[2 October 1733]
Quelle foible réponse mon aimable amy à votre charmante églogue, et que j'ay de remords de vous payer si tard, et si mal! N'acusez point ma paresse. Mon cœur surtout n'est point paresseux, mais vous savez que ma détestable santé me met quelquefois dans l'impuissance de penser et d'écrire. Cela met dans ma vie des vides efroiables. Il faut quelquefois que je demeure plusieurs jours privé de la consolation des belles lettres et de la douceur de notre commerce. Moy qui voudrois, vous le savez bien, passer ma vie entre les lettres et vous, faut il que je ne la passe presque qu'en regrets? L'abbé, Linant, ou plutôt Linant qui n'est plus l'abbé Linant vient d'arriver, toujours rempli de vous. Il luy faudra du temps pour reprendre l'habitude de la vie inquiète et tumultueuse de Paris après avoir joui d'une si douce tranquilité auprès de vous. Il est bien mal logé chez moy, mais ce n'est pas ma faute, c'est la sienne. Il a trouvé en arrivant un compagnon que je luy ay donné, et dont je croi qu'il sera content. C'est un jeune homme nommé le Fevre qui fait aussi des vers harmonieux, et qui est né comme Linant, poète et pauvre. Je voudrois bien que ma fortune fût assez honnête pour leur rendre la vie plus agréable, mais n'ayant point de richesses à leur faire partager, ils daignent partager ma pauvreté. Je ne suis pas comme la plupart de nos parisiens, j'aime mieux avoir des amis que du superflu, et je préfère un homme de lettres à un bon cuisinier et à deux chevaux de carresse. On en a toujours assez pour les autres quand on sait se borner pour soy. Rien n'est si aisé que d'avoir du superflu. Voilà une morale que mr le marquis ne goûtera pas, mais qui est sûrement de votre goût.

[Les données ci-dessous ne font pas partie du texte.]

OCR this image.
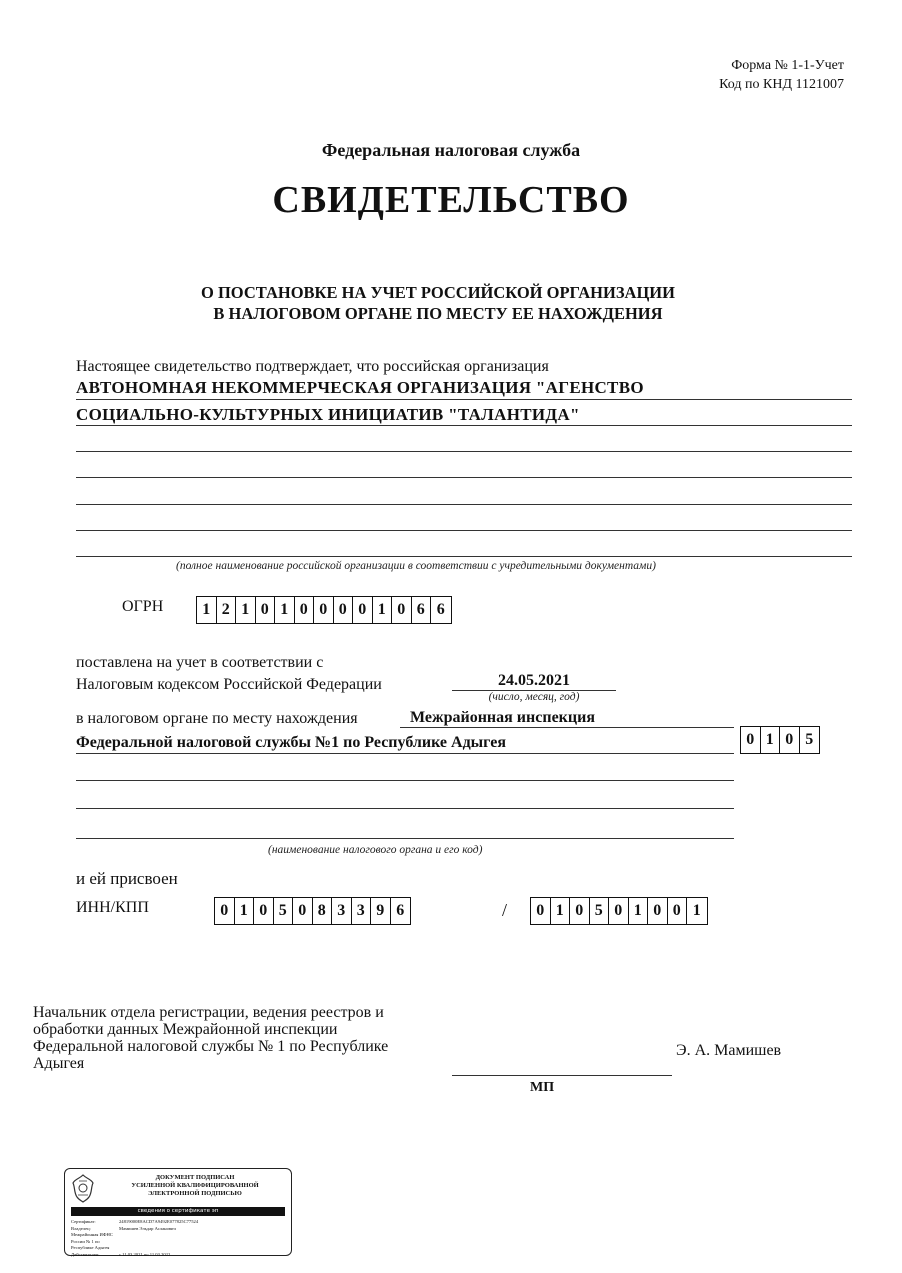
Форма № 1-1-Учет
Код по КНД 1121007
Федеральная налоговая служба
СВИДЕТЕЛЬСТВО
О ПОСТАНОВКЕ НА УЧЕТ РОССИЙСКОЙ ОРГАНИЗАЦИИ
В НАЛОГОВОМ ОРГАНЕ ПО МЕСТУ ЕЕ НАХОЖДЕНИЯ
Настоящее свидетельство подтверждает, что российская организация
АВТОНОМНАЯ НЕКОММЕРЧЕСКАЯ ОРГАНИЗАЦИЯ "АГЕНСТВО
СОЦИАЛЬНО-КУЛЬТУРНЫХ ИНИЦИАТИВ "ТАЛАНТИДА"
(полное наименование российской организации в соответствии с учредительными документами)
ОГРН	1 2 1 0 1 0 0 0 0 1 0 6 6
поставлена на учет в соответствии с
Налоговым кодексом Российской Федерации	24.05.2021
(число, месяц, год)
в налоговом органе по месту нахождения	Межрайонная инспекция
Федеральной налоговой службы №1 по Республике Адыгея	0 1 0 5
(наименование налогового органа и его код)
и ей присвоен
ИНН/КПП	0 1 0 5 0 8 3 3 9 6	/	0 1 0 5 0 1 0 0 1
Начальник отдела регистрации, ведения реестров и
обработки данных Межрайонной инспекции
Федеральной налоговой службы № 1 по Республике
Адыгея
Э. А. Мамишев
МП
ДОКУМЕНТ ПОДПИСАН
УСИЛЕННОЙ КВАЛИФИЦИРОВАННОЙ
ЭЛЕКТРОННОЙ ПОДПИСЬЮ
сведения о сертификате эп
Сертификат:	24819000E8ACD7A9492E077825C77524
Владелец:	Мамишев Эльдар Асланович
Межрайонная ИФНС России № 1 по Республике Адыгея
Действителен:	с 11.03.2021 по 11.03.2022
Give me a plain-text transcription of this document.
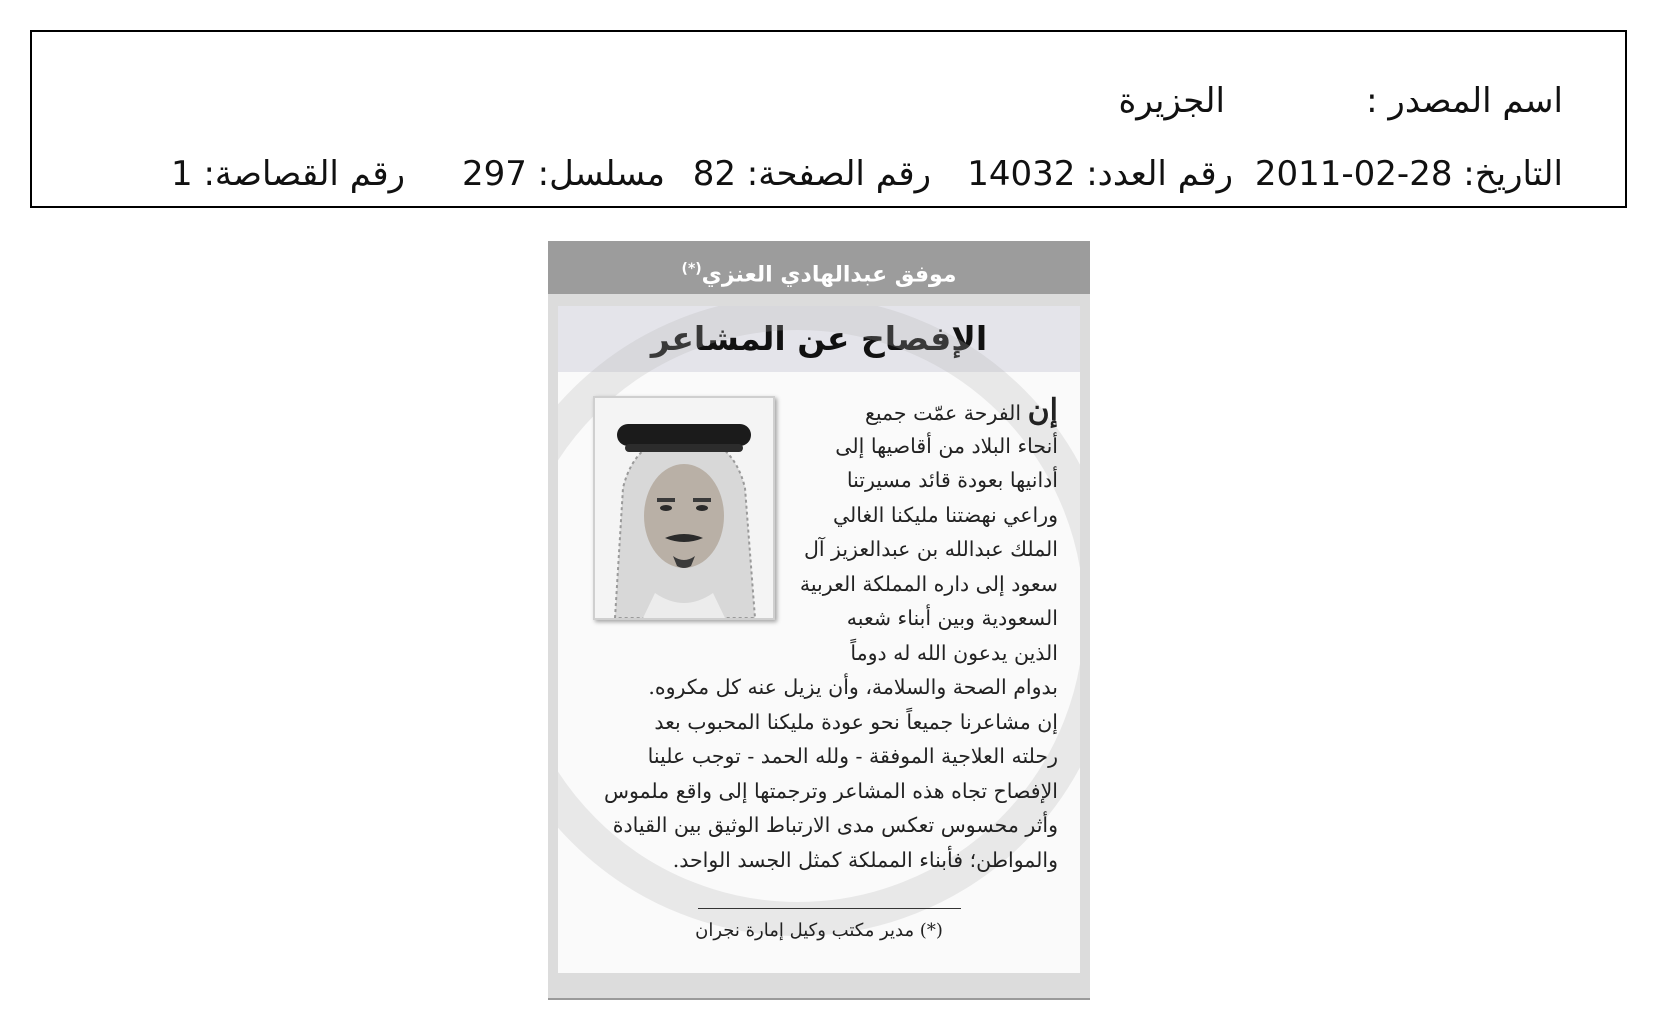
اسم المصدر :
الجزيرة
التاريخ: 28-02-2011
رقم العدد: 14032
رقم الصفحة: 82
مسلسل: 297
رقم القصاصة: 1
موفق عبدالهادي العنزي(*)
الإفصاح عن المشاعر
إن الفرحة عمّت جميع
أنحاء البلاد من أقاصيها إلى
أدانيها بعودة قائد مسيرتنا
وراعي نهضتنا مليكنا الغالي
الملك عبدالله بن عبدالعزيز آل
سعود إلى داره المملكة العربية
السعودية وبين أبناء شعبه
الذين يدعون الله له دوماً
بدوام الصحة والسلامة، وأن يزيل عنه كل مكروه.
إن مشاعرنا جميعاً نحو عودة مليكنا المحبوب بعد
رحلته العلاجية الموفقة - ولله الحمد - توجب علينا
الإفصاح تجاه هذه المشاعر وترجمتها إلى واقع ملموس
وأثر محسوس تعكس مدى الارتباط الوثيق بين القيادة
والمواطن؛ فأبناء المملكة كمثل الجسد الواحد.
(*) مدير مكتب وكيل إمارة نجران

A l'heure que je vous parle mes deux amis sont à la comédie à une pièce nouvelle d'un nommé la Chaussee, intitulée la fausse antipatie. Ce titre a de l'air de Marivaux mais Marivaux ne fait pas de vers, et la Chaussée en fait de très bons, du moins dans le genre didactique. Ce n'est pas un bon préjugé pour le genre de la comédie.
J'assistay hier à la première représentation de l'opéra d'Aricie et d'Hipolite. Les paroles sont de l'abbé Pellegrin, et dignes de l'abbé Pellegrin. La musique est d'un nommé Ramau, homme qui a le malheur de savoir plus de musique que Lully. C'est un pédant en musique. Il est exact, et ennuyeux.
Linant revient de la comédie, il dit qu'elle a plu assez, qu'elle n'est pas absolument froide et qu'elle est bien écritte.
Adieu. Sur nos vieux jours nous irons ensemble aux premières représentations.